French Legends, Tales & Fairy Stories by Barbara Leonie Picard

Illustrated by John G. Galsworthy

France is full of folk-tales and fairy stories, heroic, courtly, plain and coloured. Barbara Leonie Picard, outstanding as a writer in the true Andersen tradition, has brought together and told anew a selection of these traditional stories, a distinguished addition to the Oxford Myths and Legendsseries.

The book is in four parts.
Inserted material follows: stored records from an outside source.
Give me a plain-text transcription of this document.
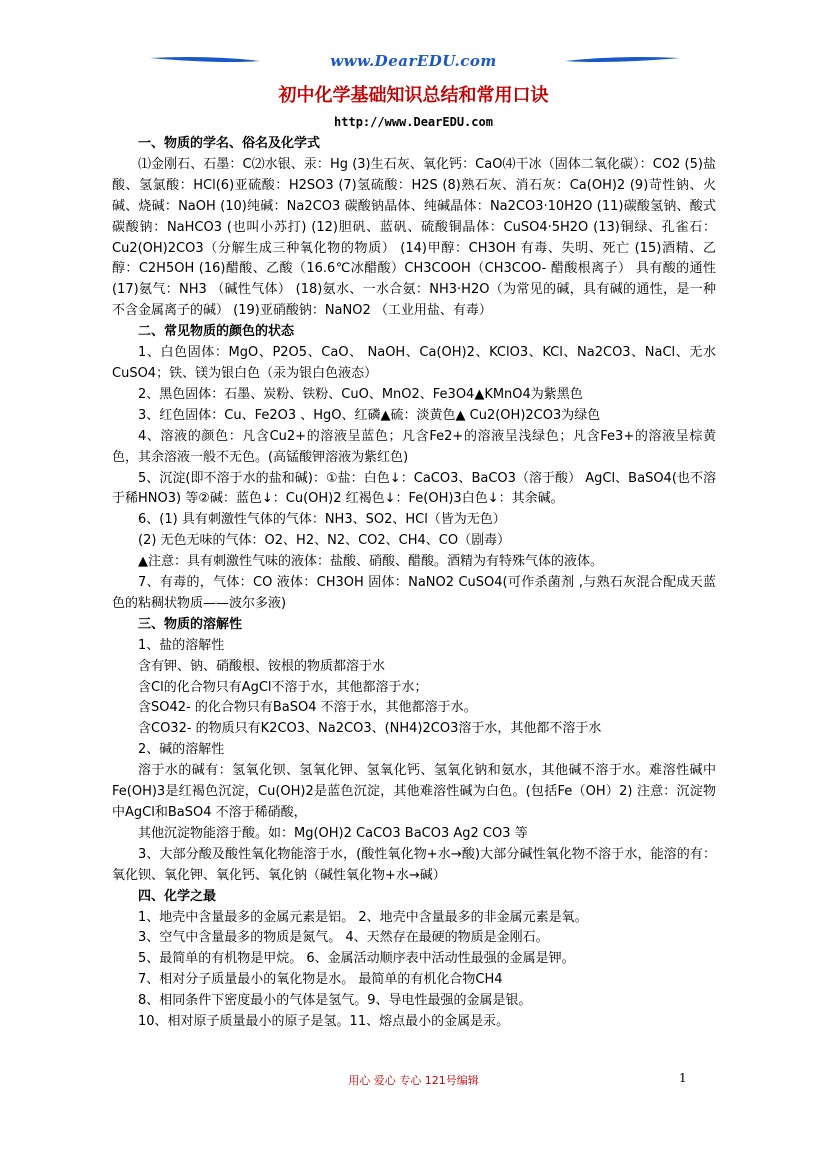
www.DearEDU.com
初中化学基础知识总结和常用口诀
http://www.DearEDU.com

一、物质的学名、俗名及化学式

⑴金刚石、石墨：C⑵水银、汞：Hg (3)生石灰、氧化钙：CaO⑷干冰（固体二氧化碳）：CO2 (5)盐酸、氢氯酸：HCl(6)亚硫酸：H2SO3 (7)氢硫酸：H2S (8)熟石灰、消石灰：Ca(OH)2 (9)苛性钠、火碱、烧碱：NaOH (10)纯碱：Na2CO3 碳酸钠晶体、纯碱晶体：Na2CO3·10H2O (11)碳酸氢钠、酸式碳酸钠：NaHCO3 (也叫小苏打) (12)胆矾、蓝矾、硫酸铜晶体：CuSO4·5H2O (13)铜绿、孔雀石：Cu2(OH)2CO3（分解生成三种氧化物的物质） (14)甲醇：CH3OH 有毒、失明、死亡 (15)酒精、乙醇：C2H5OH (16)醋酸、乙酸（16.6℃冰醋酸）CH3COOH（CH3COO- 醋酸根离子） 具有酸的通性 (17)氨气：NH3 （碱性气体） (18)氨水、一水合氨：NH3·H2O（为常见的碱，具有碱的通性，是一种不含金属离子的碱） (19)亚硝酸钠：NaNO2 （工业用盐、有毒）

二、常见物质的颜色的状态

1、白色固体：MgO、P2O5、CaO、 NaOH、Ca(OH)2、KClO3、KCl、Na2CO3、NaCl、无水CuSO4；铁、镁为银白色（汞为银白色液态）

2、黑色固体：石墨、炭粉、铁粉、CuO、MnO2、Fe3O4▲KMnO4为紫黑色

3、红色固体：Cu、Fe2O3 、HgO、红磷▲硫：淡黄色▲ Cu2(OH)2CO3为绿色

4、溶液的颜色：凡含Cu2+的溶液呈蓝色；凡含Fe2+的溶液呈浅绿色；凡含Fe3+的溶液呈棕黄色，其余溶液一般不无色。(高锰酸钾溶液为紫红色)

5、沉淀(即不溶于水的盐和碱)：①盐：白色↓：CaCO3、BaCO3（溶于酸） AgCl、BaSO4(也不溶于稀HNO3) 等②碱：蓝色↓：Cu(OH)2 红褐色↓：Fe(OH)3白色↓：其余碱。

6、(1) 具有刺激性气体的气体：NH3、SO2、HCl（皆为无色）

(2) 无色无味的气体：O2、H2、N2、CO2、CH4、CO（剧毒）

▲注意：具有刺激性气味的液体：盐酸、硝酸、醋酸。酒精为有特殊气体的液体。

7、有毒的，气体：CO 液体：CH3OH 固体：NaNO2 CuSO4(可作杀菌剂 ,与熟石灰混合配成天蓝色的粘稠状物质——波尔多液)

三、物质的溶解性

1、盐的溶解性

含有钾、钠、硝酸根、铵根的物质都溶于水

含Cl的化合物只有AgCl不溶于水，其他都溶于水；

含SO42- 的化合物只有BaSO4 不溶于水，其他都溶于水。

含CO32- 的物质只有K2CO3、Na2CO3、(NH4)2CO3溶于水，其他都不溶于水

2、碱的溶解性

溶于水的碱有：氢氧化钡、氢氧化钾、氢氧化钙、氢氧化钠和氨水，其他碱不溶于水。难溶性碱中Fe(OH)3是红褐色沉淀，Cu(OH)2是蓝色沉淀，其他难溶性碱为白色。(包括Fe（OH）2) 注意：沉淀物中AgCl和BaSO4 不溶于稀硝酸，

其他沉淀物能溶于酸。如：Mg(OH)2 CaCO3 BaCO3 Ag2 CO3 等

3、大部分酸及酸性氧化物能溶于水，(酸性氧化物+水→酸)大部分碱性氧化物不溶于水，能溶的有：氧化钡、氧化钾、氧化钙、氧化钠（碱性氧化物+水→碱）

四、化学之最

1、地壳中含量最多的金属元素是铝。 2、地壳中含量最多的非金属元素是氧。

3、空气中含量最多的物质是氮气。 4、天然存在最硬的物质是金刚石。

5、最简单的有机物是甲烷。 6、金属活动顺序表中活动性最强的金属是钾。

7、相对分子质量最小的氧化物是水。 最简单的有机化合物CH4

8、相同条件下密度最小的气体是氢气。9、导电性最强的金属是银。

10、相对原子质量最小的原子是氢。11、熔点最小的金属是汞。

用心 爱心 专心 121号编辑	1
The immortal Roland and Oliver open the tales of the French epic heroes; courtly tales of the Middle Ages include Aucassin and Nicolette, Huon of Bordeaux, Amis and Amile, and the enchanting story of The Grey Palfrey; in legends from the French provinces you will find, among others, The Stones of Plouhinec (from Brittany), The Cliff of the Two Lovers (from Normandy), and from Gascony the pleasantly entitled Prince of the Seven Golden Cows; and last come the fairy stories, which include a splendidly comic tall story, The Miller and the Ogre, as well as the delightful Mouse-Princess.

This can be used in story hours for the more mature of the listeners, but the age at which the tales themselves carry spontaneous appeal seems to be from fourth to seventh grade. Traditional stories are here, legends from the provinces, courtly tales of the middle ages, and epic hero tales — and it is interesting to note how the quality of the stories, the particular regional and period flavor, differs from, for example, the collections of myths and legends from the British Isles in previous books in this series.